= Thomas Werner Laurie =

British publisher

Thomas Werner Laurie (1866–1944) was a London publisher of books that were avant-garde in some cases, racy in others.

==Early life==
Laurie was born in Edinburgh. His father was a Scot and his mother a German.

==Career==
He founded his T. Werner Laurie Ltd. publishing house in 1904 and was known for publishing the works of Yeats, Wilde, and Moore as well as other authors of lesser renown.

He published The Jungle by Upton Sinclair when that work had been rejected for publication in England by other publishers, and Sinclair stayed with Laurie for many years in gratitude, publishing World's End and other novels in Sinclair's Lanny Budd series.

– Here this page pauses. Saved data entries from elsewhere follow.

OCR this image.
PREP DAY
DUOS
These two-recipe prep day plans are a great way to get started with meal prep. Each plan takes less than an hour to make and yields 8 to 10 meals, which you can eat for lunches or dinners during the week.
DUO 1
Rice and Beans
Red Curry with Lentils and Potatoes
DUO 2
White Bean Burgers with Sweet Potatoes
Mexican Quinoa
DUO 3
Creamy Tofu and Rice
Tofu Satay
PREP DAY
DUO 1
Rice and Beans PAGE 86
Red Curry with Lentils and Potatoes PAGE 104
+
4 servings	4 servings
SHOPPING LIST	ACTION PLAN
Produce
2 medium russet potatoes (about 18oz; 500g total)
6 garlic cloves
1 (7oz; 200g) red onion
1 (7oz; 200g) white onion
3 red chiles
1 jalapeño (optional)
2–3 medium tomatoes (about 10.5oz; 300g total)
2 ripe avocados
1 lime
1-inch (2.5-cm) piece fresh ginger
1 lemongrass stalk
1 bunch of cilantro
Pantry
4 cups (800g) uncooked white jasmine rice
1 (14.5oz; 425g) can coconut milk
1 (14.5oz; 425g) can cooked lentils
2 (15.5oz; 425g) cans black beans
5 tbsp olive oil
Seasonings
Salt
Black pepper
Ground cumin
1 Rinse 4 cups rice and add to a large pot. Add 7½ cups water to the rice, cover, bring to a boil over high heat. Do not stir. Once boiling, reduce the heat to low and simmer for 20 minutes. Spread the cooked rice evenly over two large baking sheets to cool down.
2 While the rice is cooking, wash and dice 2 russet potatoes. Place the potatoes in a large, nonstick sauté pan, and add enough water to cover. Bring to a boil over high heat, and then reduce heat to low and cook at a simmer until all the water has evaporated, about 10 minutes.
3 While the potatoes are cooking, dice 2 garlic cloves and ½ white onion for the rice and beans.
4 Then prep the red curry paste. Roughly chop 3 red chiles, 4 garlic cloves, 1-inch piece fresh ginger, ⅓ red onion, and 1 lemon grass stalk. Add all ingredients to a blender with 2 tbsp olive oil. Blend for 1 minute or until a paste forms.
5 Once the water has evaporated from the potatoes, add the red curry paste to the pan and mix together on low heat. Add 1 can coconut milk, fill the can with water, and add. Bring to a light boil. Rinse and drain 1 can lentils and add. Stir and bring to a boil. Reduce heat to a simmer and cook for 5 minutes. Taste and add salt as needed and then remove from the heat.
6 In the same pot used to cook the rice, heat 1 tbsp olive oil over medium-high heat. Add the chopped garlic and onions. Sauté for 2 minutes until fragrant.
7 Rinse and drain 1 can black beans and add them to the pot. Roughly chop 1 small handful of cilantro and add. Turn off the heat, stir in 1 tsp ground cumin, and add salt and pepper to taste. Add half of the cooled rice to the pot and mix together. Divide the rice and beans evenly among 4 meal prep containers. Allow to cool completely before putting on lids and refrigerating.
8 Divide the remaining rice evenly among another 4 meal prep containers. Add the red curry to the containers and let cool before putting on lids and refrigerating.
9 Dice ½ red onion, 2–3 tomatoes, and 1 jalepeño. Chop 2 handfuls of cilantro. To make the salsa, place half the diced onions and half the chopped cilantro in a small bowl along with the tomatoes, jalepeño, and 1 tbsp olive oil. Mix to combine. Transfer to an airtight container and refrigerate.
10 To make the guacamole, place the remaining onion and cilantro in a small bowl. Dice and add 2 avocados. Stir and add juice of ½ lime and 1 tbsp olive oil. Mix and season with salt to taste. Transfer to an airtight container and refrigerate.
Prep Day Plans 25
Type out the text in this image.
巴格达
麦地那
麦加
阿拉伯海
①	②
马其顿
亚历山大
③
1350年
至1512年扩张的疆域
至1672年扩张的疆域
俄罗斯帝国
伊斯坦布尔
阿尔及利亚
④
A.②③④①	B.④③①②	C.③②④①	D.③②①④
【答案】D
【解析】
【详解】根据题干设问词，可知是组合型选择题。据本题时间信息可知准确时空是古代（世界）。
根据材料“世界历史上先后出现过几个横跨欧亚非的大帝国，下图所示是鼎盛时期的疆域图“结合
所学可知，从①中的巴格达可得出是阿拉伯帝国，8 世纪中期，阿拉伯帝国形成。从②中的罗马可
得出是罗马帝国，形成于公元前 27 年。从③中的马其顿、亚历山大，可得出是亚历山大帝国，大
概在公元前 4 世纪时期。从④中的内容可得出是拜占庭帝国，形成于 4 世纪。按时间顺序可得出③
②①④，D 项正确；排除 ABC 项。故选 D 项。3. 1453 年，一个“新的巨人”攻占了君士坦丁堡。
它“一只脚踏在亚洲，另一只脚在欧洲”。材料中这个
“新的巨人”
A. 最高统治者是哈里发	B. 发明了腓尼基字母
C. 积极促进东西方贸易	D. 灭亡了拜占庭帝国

Other books issued in the firm's eclectic publishing programme included The Encyclopaedia of Sex and The History of Torture through the Ages.

In 1946, after Laurie's death, his publishing firm was purchased by the financier Clarence Hatry, and it continued to operate in premises above Hatchards booksellers at 187 Piccadilly, London, with George Greenfield as the manager.

==Book series published by T. Werner Laurie Ltd.==
- The Cathedral Series (author of each volume: T. Francis Bumpus)
- Classical Library
- Eclectic Library (also known as: T. Werner Laurie's Eclectic Library: Books for the Household)
- The Farmer's Library
- The Garden Booklets
- The House Decoration Series
- Laurie's Half-Crown Net Novels
- Laurie's Shilling (Net) Books
- Laurie's Shilling Reprints
- Laurie's Two-Shillings Net Novels
- The Leather Booklets
- The Library of Sports
- Live Books Resurrected
- The Music Lover's Library
- Old English Towns
- Sixpenny Books
- The Old Time Booklets
- Sex Education Library (also known as: The Library of Sex Education)
- Uniform Library Edition of the Works of Guy de Maupassant
- Uniform Library Edition of the Works of Pierre Loti

==Personal life==
Thomas Werner Laurie married twice. His second wife was (Elizabeth Mary) Beatrice (born 1895). Their daughter, Joan Werner Laurie (1920–1964), edited She, a periodical for women.